We were issued with white
coats, paired up, and shown to our stoves. We stood expectantly behind our
worktops, like pupils assembled for a particularly interesting chemistry
lesson. In front of us lay the tools of the cheese-making trade – a tall pan, a
good thermometer, some moulds, and cheese cloths.
The tools of the cheese-making trade |
Making cheese is a slow
process requiring patience and precision, yet Mark was adamant it was within
our grasp. We would be making two cheeses - one soft and one hard. The soft
cheese was the easier one. We started with milk (whole, pasteurised, non-homogenised)
and lots of it. Five litres of cow’s milk would make 800 to 900 grams of
cheese.
The first step was adding
the starter. This is a dose of bacteria which increases the acidity of the
milk. To save time, Mark and his team had already put this in (otherwise we
would have been there all night). Next, we added the rennet, an enzyme which
curdles the milk. Traditionally, this was taken from calves’ stomachs, however
there are now vegetarian alternatives and we took one of those.
Then we waited. There is a
lot of waiting involved in cheese-making. As with other fermented foods such as
wine and bread, time is an important ingredient.
When we returned to our
stoves, we could see the milk had set – it was springy to the touch. We cut the
curd gently with a long knife, aiming for evenly cut blocks, but instead
creating crazy paving. Mark assured us that it didn’t matter very much, so we
ladled the curd into a cheese cloth to drain and hoped for the best.
While our cheeses dripped,
we ate lunch. The meal ended (of course) with cheese, and we tasted all of the
Dairy’s wares - from a light, creamy fresh cheese only a few days old to a crumbly, blue cheese which had been maturing for several months.

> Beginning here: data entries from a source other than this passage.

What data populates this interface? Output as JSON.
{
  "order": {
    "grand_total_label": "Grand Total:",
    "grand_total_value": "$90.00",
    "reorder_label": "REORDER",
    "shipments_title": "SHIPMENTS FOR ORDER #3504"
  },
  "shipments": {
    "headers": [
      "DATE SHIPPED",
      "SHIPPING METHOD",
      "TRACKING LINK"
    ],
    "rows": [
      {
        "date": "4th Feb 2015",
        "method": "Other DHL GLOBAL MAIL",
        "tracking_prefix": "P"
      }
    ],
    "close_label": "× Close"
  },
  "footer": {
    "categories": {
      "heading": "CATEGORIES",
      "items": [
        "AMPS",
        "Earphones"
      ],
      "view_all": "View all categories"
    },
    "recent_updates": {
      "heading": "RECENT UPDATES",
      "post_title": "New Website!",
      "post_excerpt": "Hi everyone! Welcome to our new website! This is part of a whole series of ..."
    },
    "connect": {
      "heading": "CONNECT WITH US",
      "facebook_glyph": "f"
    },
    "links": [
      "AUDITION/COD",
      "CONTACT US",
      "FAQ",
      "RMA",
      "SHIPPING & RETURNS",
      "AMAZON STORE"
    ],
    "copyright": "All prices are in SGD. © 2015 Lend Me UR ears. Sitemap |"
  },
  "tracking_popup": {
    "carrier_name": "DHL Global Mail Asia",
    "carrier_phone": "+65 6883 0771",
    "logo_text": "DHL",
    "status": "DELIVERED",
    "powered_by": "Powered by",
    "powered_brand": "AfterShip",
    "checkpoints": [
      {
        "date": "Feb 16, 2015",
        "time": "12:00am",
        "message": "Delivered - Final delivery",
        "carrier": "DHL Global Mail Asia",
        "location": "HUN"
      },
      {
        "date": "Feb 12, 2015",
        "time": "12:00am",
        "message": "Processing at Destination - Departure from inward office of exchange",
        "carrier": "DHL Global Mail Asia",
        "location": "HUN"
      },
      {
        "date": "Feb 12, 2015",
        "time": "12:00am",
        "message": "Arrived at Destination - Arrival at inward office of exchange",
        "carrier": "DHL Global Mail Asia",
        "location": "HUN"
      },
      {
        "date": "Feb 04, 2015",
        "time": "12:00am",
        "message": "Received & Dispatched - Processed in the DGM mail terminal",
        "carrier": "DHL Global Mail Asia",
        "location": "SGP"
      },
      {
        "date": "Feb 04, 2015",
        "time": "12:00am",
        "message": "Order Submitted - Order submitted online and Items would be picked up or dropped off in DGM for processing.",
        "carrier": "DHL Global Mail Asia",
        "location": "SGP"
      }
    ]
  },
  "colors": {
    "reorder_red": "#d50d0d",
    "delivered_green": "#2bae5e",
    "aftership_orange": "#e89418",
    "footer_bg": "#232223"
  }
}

Three High Weald cheeses: Brighton Blue, Sister Sarah and Saint Giles |
Up to this point, our hard
cheese had been made in a similar way to the soft cheese. But now things got a
bit more hands-on. We were told to slowly heat up the curds and whey, roll up
our sleeves, and put one hand into the pot. We then slowly stirred the chunks
of curd with our fingers so they did not stick together.
This was enjoyable work, one
arm up to the elbow in the curds, trying to slowly tickle our cheese to the
point of readiness. We then poured it into a cheese cloth to drain.
Hard cheese needs to lose as
much moisture as possible. We had to cut ours and drain it again, tear it up,
mix salt into it, and finally put it in a cheese press. By contrast, the soft
cheese just needed to be mixed with salt and it was ready.
While our hard cheese was
squeezed, Mark showed us around the Dairy. It was housed in a converted barn,
where the process we’d been following was recreated on a grand scale in
gleaming steel. Our pot and utensils were replaced by an enormous mixer, heating,
stirring and slicing the curds and whey. However there was one job that still
had to be done by hand: the curd tickling. And two men stood with their arms in
a trough methodically moving the blobs of curd with their fingers.
Back in the converted
granary, we packed up our cheeses ready to go home. The soft cheese could be
eaten the next day (and very nice it was too), but the hard cheese had to be
stored for up to 12 weeks, at the right temperature, and turned every other
day.
And so three months later,
it is finally time to eat our hard cheese. We take it out of its box in the
larder, cut it into slices, and take our first bite. It is hard, tangy, and goat-y
in a good way. If you were feeling generous, you might compare it to parmesan. We
shave it onto salads and toast, eating it slowly, not because it is the best
cheese we’ve ever eaten but because we made it ourselves. Cheesy, yet true.